SA ≤35 g/L was detected in 52% of patients. A logistic multivariate regression analysis showed that higher Child-Pugh class, hepatocellular carcinoma and thrombocytopenia were significantly associated to SA ≤35 g/L. In a subgroup of patients where data regarding hs-CRP and D-dimer were available, SA ≤35 g/L was inversely associated with hs-CRP and D-dimer. During the follow-up, a total of 61 patients experienced PVT. A Kaplan Meier survival analysis showed SA ≤35 g/L was associated to increased risk of PVT compared to SA >35 g/L ( = .005). A multivariate Cox proportional hazards regression analysis showed that male sex, lower platelet count, and SA ≤35 g/L remained associated to PVT after adjusting for confounding factors.

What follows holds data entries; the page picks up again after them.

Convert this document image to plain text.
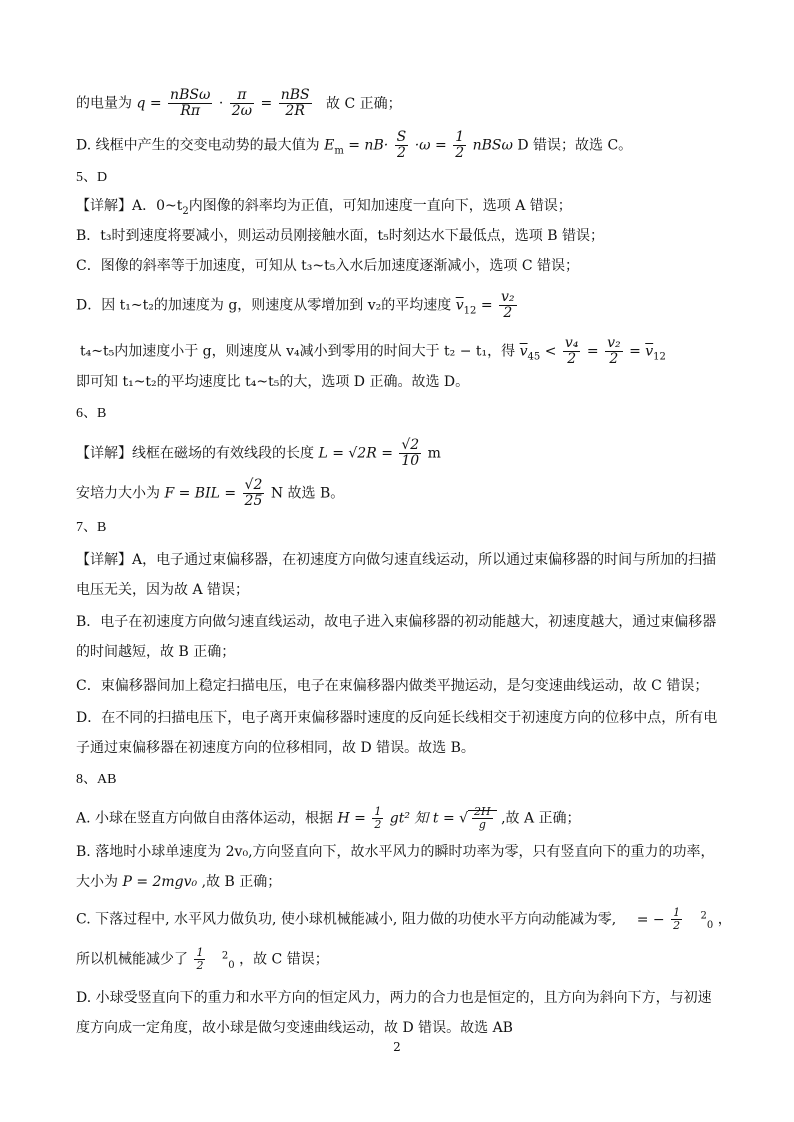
的电量为 $q = \frac{\text{nBSω}}{R\pi} \cdot \frac{\pi}{2\omega} = \frac{\text{nBS}}{2R}$ 故 C 正确；
D. 线框中产生的交变电动势的最大值为 $E_m = nB\cdot \frac{S}{2} \cdot\omega = \frac{1}{2}$ nBSω D 错误；故选 C。
5、D
【详解】A．$0\sim t_2$内图像的斜率均为正值，可知加速度一直向下，选项 A 错误；
B．t₃时到速度将要减小，则运动员刚接触水面，t₅时刻达水下最低点，选项 B 错误；
C．图像的斜率等于加速度，可知从 t₃~t₅入水后加速度逐渐减小，选项 C 错误；
D．因 t₁~t₂的加速度为 g，则速度从零增加到 v₂的平均速度 $\overline{v}_{12} = \frac{\text{v₂}}{2}$
t₄~t₅内加速度小于 g，则速度从 v₄减小到零用的时间大于 t₂ − t₁，得 $\overline{v}_{45} < \frac{\text{v₄}}{2} = \frac{\text{v₂}}{2} = \overline{v}_{12}$
即可知 t₁~t₂的平均速度比 t₄~t₅的大，选项 D 正确。故选 D。
6、B
【详解】线框在磁场的有效线段的长度 $L = √2R = \frac{√2}{10}$ m
安培力大小为 F = BIL = $\frac{√2}{25}$ N 故选 B。
7、B
【详解】A，电子通过束偏移器，在初速度方向做匀速直线运动，所以通过束偏移器的时间与所加的扫描
电压无关，因为故 A 错误；
B．电子在初速度方向做匀速直线运动，故电子进入束偏移器的初动能越大，初速度越大，通过束偏移器
的时间越短，故 B 正确；
C．束偏移器间加上稳定扫描电压，电子在束偏移器内做类平抛运动，是匀变速曲线运动，故 C 错误；
D．在不同的扫描电压下，电子离开束偏移器时速度的反向延长线相交于初速度方向的位移中点，所有电
子通过束偏移器在初速度方向的位移相同，故 D 错误。故选 B。
8、AB
A. 小球在竖直方向做自由落体运动，根据 $H = \frac{1}{2} gt^2$ 知 t = √ $\frac{2H}{g}$ ,故 A 正确；
B. 落地时小球单速度为 2v₀,方向竖直向下，故水平风力的瞬时功率为零，只有竖直向下的重力的功率，
大小为 P = 2mgv₀ ,故 B 正确；
C. 下落过程中, 水平风力做负功, 使小球机械能减小, 阻力做的功使水平方向动能减为零, = − $\frac{1}{2} ^2_0$ ，
所以机械能减少了 $\frac{1}{2} ^2_0$ ，故 C 错误；
D. 小球受竖直向下的重力和水平方向的恒定风力，两力的合力也是恒定的，且方向为斜向下方，与初速
度方向成一定角度，故小球是做匀变速曲线运动，故 D 错误。故选 AB
2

Cirrhotic patients with SA ≤35 g/L are at higher risk of experiencing PVT compared to those with SA >35 g/L and could be considered as potential candidates to anticoagulant prophylaxis for PVT prevention.
血清白蛋白(SA)水平≤35 g/L所定义的低白蛋白血症,在普通人群以及有心血管疾病风险的患者中与静脉和动脉血栓形成相关。目前尚不清楚SA≤35 g/L是否也与肝硬化患者的门静脉血栓形成(PVT)有关。
纳入门静脉血栓形成与肝硬化相关性:意大利静脉血栓事件登记研究(PRO-LIVER)的肝硬化患者(n = 753),随访2年以评估PVT风险,PVT通过多普勒超声诊断。在基线时测量Child-Pugh分级、终末期肝病模型评分、肝细胞癌的存在情况以及包括SA、D-二聚体和高敏C反应蛋白(hs-CRP)在内的实验室变量。
52%的患者检测到SA≤35 g/L。多因素logistic回归分析显示,较高的Child-Pugh分级、肝细胞癌和血小板减少与SA≤35 g/L显著相关。在可获得hs-CRP和D-二聚体数据的患者亚组中,SA≤35 g/L与hs-CRP和D-二聚体呈负相关。在随访期间,共有61例患者发生PVT。Kaplan-Meier生存分析显示,与SA>35 g/L相比,SA≤35 g/L与PVT风险增加相关(P = .005)。多因素Cox比例风险回归分析显示,在调整混杂因素后,男性、较低的血小板计数和SA≤35 g/L仍与PVT相关。
与SA>35 g/L的肝硬化患者相比,SA≤35 g/L的肝硬化患者发生PVT的风险更高,可被视为预防PVT进行抗凝预防的潜在候选者。